Frank Lee

Developing novel “clot-busting” therapies for the treatment of heart attack and stroke
Dr. Edward Pryzdial
Vanier Scholarship

Why did you decide to pursue a graduate degree?

My desire to train as an MD/PhD student stems from the various experiences throughout my life that have brought me closer to my felt calling to a lifework in both medicine and scientific research. It was volunteering in the community and my experiences in clinical contexts that instilled in me a strong will to support others through medicine, whereas my research endeavors showed me the joys of scientific investigation. These experiences together have coalesced into my decision to pursue a career as a clinician-scientist. I strongly believe that the MD/PhD program will help foster the necessary skills to establish scientific approaches to improve medical care. 

Why did you decide to study at UBC?

A combination of factors influenced my desire to attend UBC for its MD/PhD Program. The existing resources and programs that support my specific research interests, the potential to learn from and work with great mentors, the simultaneous pursuit of both clinical and doctoral studies, the variety of support for students and the opportunity to live in and experience British Columbia are all aspects that captured my sincere interest in the program. 

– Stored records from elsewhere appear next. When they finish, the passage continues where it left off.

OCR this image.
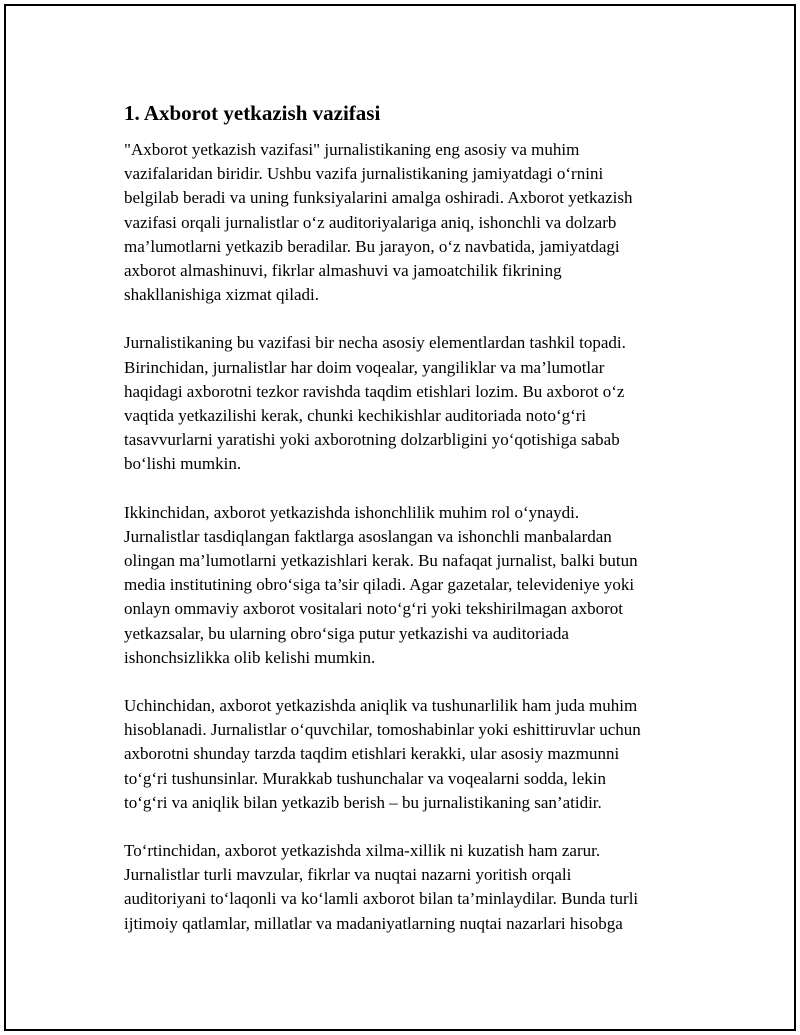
1. Axborot yetkazish vazifasi

"Axborot yetkazish vazifasi" jurnalistikaning eng asosiy va muhim
vazifalaridan biridir. Ushbu vazifa jurnalistikaning jamiyatdagi o‘rnini
belgilab beradi va uning funksiyalarini amalga oshiradi. Axborot yetkazish
vazifasi orqali jurnalistlar o‘z auditoriyalariga aniq, ishonchli va dolzarb
ma’lumotlarni yetkazib beradilar. Bu jarayon, o‘z navbatida, jamiyatdagi
axborot almashinuvi, fikrlar almashuvi va jamoatchilik fikrining
shakllanishiga xizmat qiladi.

Jurnalistikaning bu vazifasi bir necha asosiy elementlardan tashkil topadi.
Birinchidan, jurnalistlar har doim voqealar, yangiliklar va ma’lumotlar
haqidagi axborotni tezkor ravishda taqdim etishlari lozim. Bu axborot o‘z
vaqtida yetkazilishi kerak, chunki kechikishlar auditoriada noto‘g‘ri
tasavvurlarni yaratishi yoki axborotning dolzarbligini yo‘qotishiga sabab
bo‘lishi mumkin.

Ikkinchidan, axborot yetkazishda ishonchlilik muhim rol o‘ynaydi.
Jurnalistlar tasdiqlangan faktlarga asoslangan va ishonchli manbalardan
olingan ma’lumotlarni yetkazishlari kerak. Bu nafaqat jurnalist, balki butun
media institutining obro‘siga ta’sir qiladi. Agar gazetalar, televideniye yoki
onlayn ommaviy axborot vositalari noto‘g‘ri yoki tekshirilmagan axborot
yetkazsalar, bu ularning obro‘siga putur yetkazishi va auditoriada
ishonchsizlikka olib kelishi mumkin.

Uchinchidan, axborot yetkazishda aniqlik va tushunarlilik ham juda muhim
hisoblanadi. Jurnalistlar o‘quvchilar, tomoshabinlar yoki eshittiruvlar uchun
axborotni shunday tarzda taqdim etishlari kerakki, ular asosiy mazmunni
to‘g‘ri tushunsinlar. Murakkab tushunchalar va voqealarni sodda, lekin
to‘g‘ri va aniqlik bilan yetkazib berish – bu jurnalistikaning san’atidir.

To‘rtinchidan, axborot yetkazishda xilma-xillik ni kuzatish ham zarur.
Jurnalistlar turli mavzular, fikrlar va nuqtai nazarni yoritish orqali
auditoriyani to‘laqonli va ko‘lamli axborot bilan ta’minlaydilar. Bunda turli
ijtimoiy qatlamlar, millatlar va madaniyatlarning nuqtai nazarlari hisobga
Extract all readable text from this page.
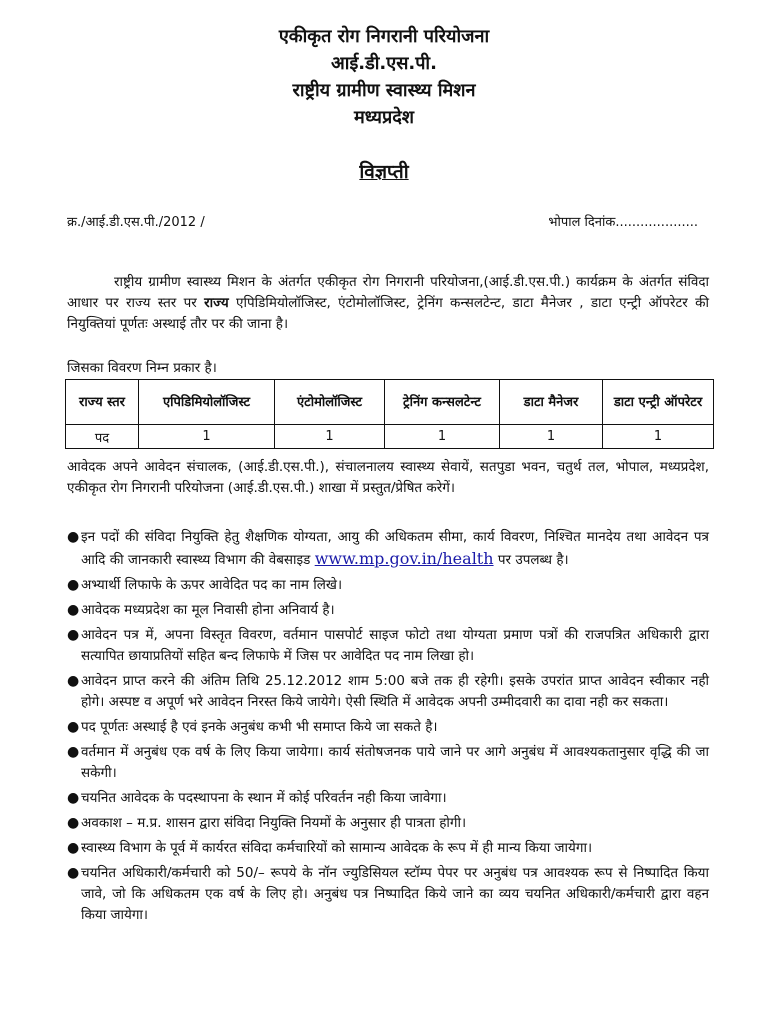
एकीकृत रोग निगरानी परियोजना
आई.डी.एस.पी.
राष्ट्रीय ग्रामीण स्वास्थ्य मिशन
मध्यप्रदेश
विज्ञप्ती
क्र./आई.डी.एस.पी./2012 /	भोपाल दिनांक....................
राष्ट्रीय ग्रामीण स्वास्थ्य मिशन के अंतर्गत एकीकृत रोग निगरानी परियोजना,(आई.डी.एस.पी.) कार्यक्रम के अंतर्गत संविदा आधार पर राज्य स्तर पर राज्य एपिडिमियोलॉजिस्ट, एंटोमोलॉजिस्ट, ट्रेनिंग कन्सलटेन्ट, डाटा मैनेजर , डाटा एन्ट्री ऑपरेटर की नियुक्तियां पूर्णतः अस्थाई तौर पर की जाना है।
जिसका विवरण निम्न प्रकार है।
राज्य स्तर	एपिडिमियोलॉजिस्ट	एंटोमोलॉजिस्ट	ट्रेनिंग कन्सलटेन्ट	डाटा मैनेजर	डाटा एन्ट्री ऑपरेटर
पद	1	1	1	1	1
आवेदक अपने आवेदन संचालक, (आई.डी.एस.पी.), संचालनालय स्वास्थ्य सेवायें, सतपुडा भवन, चतुर्थ तल, भोपाल, मध्यप्रदेश, एकीकृत रोग निगरानी परियोजना (आई.डी.एस.पी.) शाखा में प्रस्तुत/प्रेषित करेगें।
● इन पदों की संविदा नियुक्ति हेतु शैक्षणिक योग्यता, आयु की अधिकतम सीमा, कार्य विवरण, निश्चित मानदेय तथा आवेदन पत्र आदि की जानकारी स्वास्थ्य विभाग की वेबसाइड www.mp.gov.in/health पर उपलब्ध है।
● अभ्यार्थी लिफाफे के ऊपर आवेदित पद का नाम लिखे।
● आवेदक मध्यप्रदेश का मूल निवासी होना अनिवार्य है।
● आवेदन पत्र में, अपना विस्तृत विवरण, वर्तमान पासपोर्ट साइज फोटो तथा योग्यता प्रमाण पत्रों की राजपत्रित अधिकारी द्वारा सत्यापित छायाप्रतियों सहित बन्द लिफाफे में जिस पर आवेदित पद नाम लिखा हो।
● आवेदन प्राप्त करने की अंतिम तिथि 25.12.2012 शाम 5:00 बजे तक ही रहेगी। इसके उपरांत प्राप्त आवेदन स्वीकार नही होगे। अस्पष्ट व अपूर्ण भरे आवेदन निरस्त किये जायेगे। ऐसी स्थिति में आवेदक अपनी उम्मीदवारी का दावा नही कर सकता।
● पद पूर्णतः अस्थाई है एवं इनके अनुबंध कभी भी समाप्त किये जा सकते है।
● वर्तमान में अनुबंध एक वर्ष के लिए किया जायेगा। कार्य संतोषजनक पाये जाने पर आगे अनुबंध में आवश्यकतानुसार वृद्धि की जा सकेगी।
● चयनित आवेदक के पदस्थापना के स्थान में कोई परिवर्तन नही किया जावेगा।
● अवकाश – म.प्र. शासन द्वारा संविदा नियुक्ति नियमों के अनुसार ही पात्रता होगी।
● स्वास्थ्य विभाग के पूर्व में कार्यरत संविदा कर्मचारियों को सामान्य आवेदक के रूप में ही मान्य किया जायेगा।
● चयनित अधिकारी/कर्मचारी को 50/– रूपये के नॉन ज्युडिसियल स्टॉम्प पेपर पर अनुबंध पत्र आवश्यक रूप से निष्पादित किया जावे, जो कि अधिकतम एक वर्ष के लिए हो। अनुबंध पत्र निष्पादित किये जाने का व्यय चयनित अधिकारी/कर्मचारी द्वारा वहन किया जायेगा।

Learn more about Frank's research

Heart disease and stroke are two leading causes of death worldwide. A major contributor is blood clots, or thrombi, that block the normal flow of blood. In the clinic, an important treatment is “clot-busting” drugs of which the most prevalent are based on tissue plasminogen activator (tPA), a natural blood protein involved in dissolving clots. However, tPA is not a perfect drug, because it may cause life-threatening bleeding, some clots are resistant to its effect and it is useful only within a few hours after the onset of symptoms. To avoid some of the critical problems associated with tPA, my project focuses on a novel molecular strategy to trigger clot-busting. It is based on our lab’s discovery that plasmin, a blood protein directly activated by tPA and ultimately responsible for dissolving the clot, modifies the function of blood clotting proteins. We have discovered an exciting new step in the clot-dissolving process where these modified clotting proteins are converted from functioning as “clot-makers” to “clot-breakers” by enhancing tPA activity. Since clotting proteins have clot-specific binding properties, the risk of bleeding may be reduced compared to therapeutic tPA, which has systemic issues. My research goal is to further dissect the role of clotting proteins in clot dissolution through a variety of physical in vitro methods and in vivo animal models. The therapeutic potential of modified clotting proteins offers an exciting direction in the treatment of blood clots and improving the care of patients worldwide.